# Got a new toy for the trap line.



## Skinner712 (Jan 7, 2012)

I got few up with lugging the rifle around all day so talked the wife in to letting me get this. I may put a red dot on it. Not shout yet. Do y'all have any suggestions?

It is a Browning BuckMark Hunter.


----------



## 220swift (Mar 2, 2011)

if you're going to carry it on your trap line for dispatching animals, I would leave it as is....


----------



## youngdon (Mar 10, 2010)

Me too. In fact I would go with iron sights as you won't be shooting more than a few feet.
That is a beauty though... I hope you thanked her properly...


----------



## ScopinYotes (Jan 31, 2012)

That really is a wonderful pistol. A good friend of mine has it and I've shot it numerous times. Would love to own one.


----------



## Mattuk (Oct 16, 2010)

Very nice.


----------



## bones44 (Jan 7, 2011)

Beautiful rig you have there skinner ! You better really be good to the wife now !! LOL


----------



## Skinner712 (Jan 7, 2012)

O I am very good to her. She puts up with me and the kids and all of my mini hobbies. Lol like hunting, fishing, taxidermy, & now trapping.


----------



## youngdon (Mar 10, 2010)

You got a new gun and two days later you got a cat...see that's how it works. Now if you can convince her that an even nicer and bigger gun will get you even more fur you're doing good.


----------



## El Gato Loco (Jan 15, 2010)

Looking good.... I use a cheapo .22 revolver on my line. Prefer the catch pole, but not every animal is as responsive to that as I prefer.


----------



## hassell (Feb 9, 2010)

Ya I used an H&R 22 revolver for the big stuff, otherwise I'd just bop them with the handle of my hatchet.


----------



## coyotejon (Feb 4, 2010)

Cool looking pistol, should be really handy on the trap line!


----------



## saskredneck (Oct 19, 2010)

i used to carry a fish bat.


----------



## Mick105 (Jan 6, 2012)

Nice toy skinner. I agree with the others about the iron sights only. If you plan on using strictly for trapping that is.


----------



## Paulfreebury (Oct 23, 2012)

I've got the buck mark rifle,it's a good gun but very inconsistent! I've never managed to get a good grouping


----------



## youngdon (Mar 10, 2010)

That surprises me from a buckmark.


----------



## Paulfreebury (Oct 23, 2012)

The best grouping was 2 inch at 50yrds with cci ammo, with Winchester eley remington it was all over the place


----------



## Skinner712 (Jan 7, 2012)

My pistol shoots great. 100 yards I can bust skeet set up. At 25 I can get 1" groups with out a rest. I am goin to put a batter red dot on it to.


----------



## jkanesmith (Feb 4, 2013)

They're great guns, I've had one for years and shots 1000's of rounds through it with no problems whatsoever. Congrats on the gun and the understanding wife. 

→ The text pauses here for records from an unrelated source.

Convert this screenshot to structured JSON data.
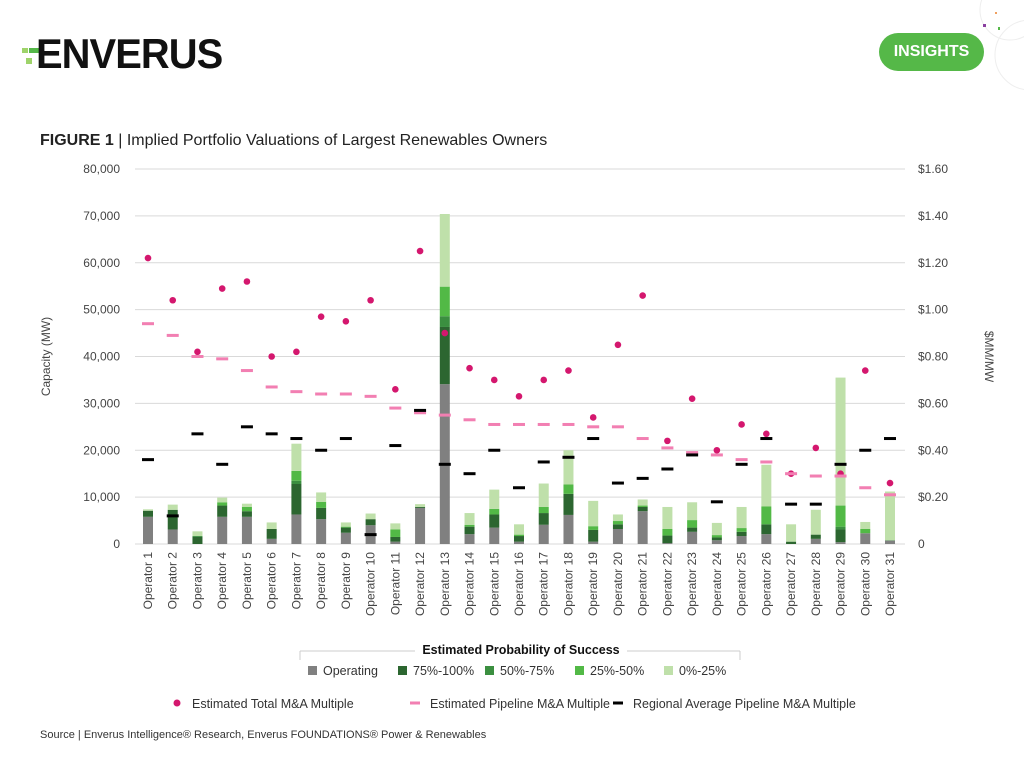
{
  "header": {
    "logo_text": "ENVERUS",
    "insights_label": "INSIGHTS"
  },
  "figure": {
    "label": "FIGURE 1",
    "separator": " | ",
    "title": "Implied Portfolio Valuations of Largest Renewables Owners"
  },
  "source": "Source | Enverus Intelligence® Research, Enverus FOUNDATIONS® Power & Renewables",
  "colors": {
    "operating": "#808080",
    "p75_100": "#2c6630",
    "p50_75": "#3b8f40",
    "p25_50": "#52b946",
    "p0_25": "#bfe0aa",
    "total": "#d4176e",
    "pipeline": "#f27fb2",
    "regional": "#000000",
    "brand": "#55b848"
  },
  "chart_data": {
    "type": "bar",
    "title": "Implied Portfolio Valuations of Largest Renewables Owners",
    "ylabel": "Capacity (MW)",
    "y2label": "$MM/MW",
    "ylim": [
      0,
      80000
    ],
    "y2lim": [
      0,
      1.6
    ],
    "yticks": [
      "0",
      "10,000",
      "20,000",
      "30,000",
      "40,000",
      "50,000",
      "60,000",
      "70,000",
      "80,000"
    ],
    "y2ticks": [
      "0",
      "$0.20",
      "$0.40",
      "$0.60",
      "$0.80",
      "$1.00",
      "$1.20",
      "$1.40",
      "$1.60"
    ],
    "grid": true,
    "categories": [
      "Operator 1",
      "Operator 2",
      "Operator 3",
      "Operator 4",
      "Operator 5",
      "Operator 6",
      "Operator 7",
      "Operator 8",
      "Operator 9",
      "Operator 10",
      "Operator 11",
      "Operator 12",
      "Operator 13",
      "Operator 14",
      "Operator 15",
      "Operator 16",
      "Operator 17",
      "Operator 18",
      "Operator 19",
      "Operator 20",
      "Operator 21",
      "Operator 22",
      "Operator 23",
      "Operator 24",
      "Operator 25",
      "Operator 26",
      "Operator 27",
      "Operator 28",
      "Operator 29",
      "Operator 30",
      "Operator 31"
    ],
    "stack_legend_title": "Estimated Probability of Success",
    "series": [
      {
        "name": "Operating",
        "key": "operating",
        "values": [
          5800,
          3100,
          0,
          5800,
          5800,
          1100,
          6300,
          5300,
          2400,
          4000,
          500,
          7700,
          34100,
          2100,
          3500,
          500,
          4100,
          6200,
          500,
          3200,
          7000,
          200,
          2600,
          800,
          1700,
          2100,
          0,
          1100,
          400,
          2300,
          700
        ]
      },
      {
        "name": "75%-100%",
        "key": "p75_100",
        "values": [
          1300,
          4200,
          1500,
          2400,
          1200,
          2100,
          6500,
          2400,
          1100,
          1300,
          1000,
          200,
          12200,
          1600,
          2800,
          1200,
          2500,
          4500,
          2500,
          1000,
          900,
          1600,
          900,
          600,
          900,
          2100,
          500,
          900,
          2700,
          0,
          100
        ]
      },
      {
        "name": "50%-75%",
        "key": "p50_75",
        "values": [
          0,
          0,
          200,
          0,
          0,
          0,
          700,
          0,
          0,
          0,
          0,
          0,
          2300,
          0,
          0,
          0,
          0,
          0,
          0,
          0,
          0,
          0,
          0,
          0,
          0,
          0,
          0,
          0,
          600,
          0,
          0
        ]
      },
      {
        "name": "25%-50%",
        "key": "p25_50",
        "values": [
          0,
          0,
          0,
          700,
          900,
          0,
          2100,
          1300,
          200,
          0,
          1600,
          0,
          6300,
          400,
          1200,
          300,
          1300,
          2000,
          800,
          700,
          300,
          1400,
          1600,
          500,
          800,
          3800,
          0,
          0,
          4500,
          900,
          0
        ]
      },
      {
        "name": "0%-25%",
        "key": "p0_25",
        "values": [
          300,
          1100,
          1000,
          1000,
          700,
          1400,
          5800,
          2000,
          900,
          1200,
          1300,
          600,
          15500,
          2500,
          4100,
          2200,
          5000,
          7300,
          5400,
          1400,
          1300,
          4700,
          3800,
          2600,
          4500,
          8900,
          3700,
          5300,
          27300,
          1500,
          10400
        ]
      }
    ],
    "markers": [
      {
        "name": "Estimated Total M&A Multiple",
        "key": "total",
        "shape": "dot",
        "values": [
          1.22,
          1.04,
          0.82,
          1.09,
          1.12,
          0.8,
          0.82,
          0.97,
          0.95,
          1.04,
          0.66,
          1.25,
          0.9,
          0.75,
          0.7,
          0.63,
          0.7,
          0.74,
          0.54,
          0.85,
          1.06,
          0.44,
          0.62,
          0.4,
          0.51,
          0.47,
          0.3,
          0.41,
          0.3,
          0.74,
          0.26
        ]
      },
      {
        "name": "Estimated Pipeline M&A Multiple",
        "key": "pipeline",
        "shape": "dash",
        "values": [
          0.94,
          0.89,
          0.8,
          0.79,
          0.74,
          0.67,
          0.65,
          0.64,
          0.64,
          0.63,
          0.58,
          0.56,
          0.55,
          0.53,
          0.51,
          0.51,
          0.51,
          0.51,
          0.5,
          0.5,
          0.45,
          0.41,
          0.39,
          0.38,
          0.36,
          0.35,
          0.3,
          0.29,
          0.29,
          0.24,
          0.21
        ]
      },
      {
        "name": "Regional Average Pipeline M&A Multiple",
        "key": "regional",
        "shape": "dash",
        "values": [
          0.36,
          0.12,
          0.47,
          0.34,
          0.5,
          0.47,
          0.45,
          0.4,
          0.45,
          0.04,
          0.42,
          0.57,
          0.34,
          0.3,
          0.4,
          0.24,
          0.35,
          0.37,
          0.45,
          0.26,
          0.28,
          0.32,
          0.38,
          0.18,
          0.34,
          0.45,
          0.17,
          0.17,
          0.34,
          0.4,
          0.45
        ]
      }
    ]
  }
}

Sent from my SAMSUNG-SGH-I747 using Tapatalk 2


----------



## Southern Yankee (Nov 23, 2012)

I just saw a sale that Nachez is having on sights. My problem is that they can't sell in TN, AB, or GA even though they are located in TN.


----------



## alclark2 (Dec 6, 2012)

I bought my wife a buckmark. She put a red dot on in but I prefered the iron sights. Good guns for sure!


----------



## knapper (Feb 5, 2010)

A friend of my son's shot mine until the barrel got real warm on my Buckmark, he really liked it. I put a scope in mine and hunt birds and other small game.


----------



## fr3db3ar (Aug 6, 2011)

Paulfreebury said:


> I've got the buck mark rifle,it's a good gun but very inconsistent! I've never managed to get a good grouping
> 
> 
> 
> ...


My first suspect would be the crown.

Nice pistol, I have a Ruger MKIII with red dot and love it. My suggestion? CCI SV


----------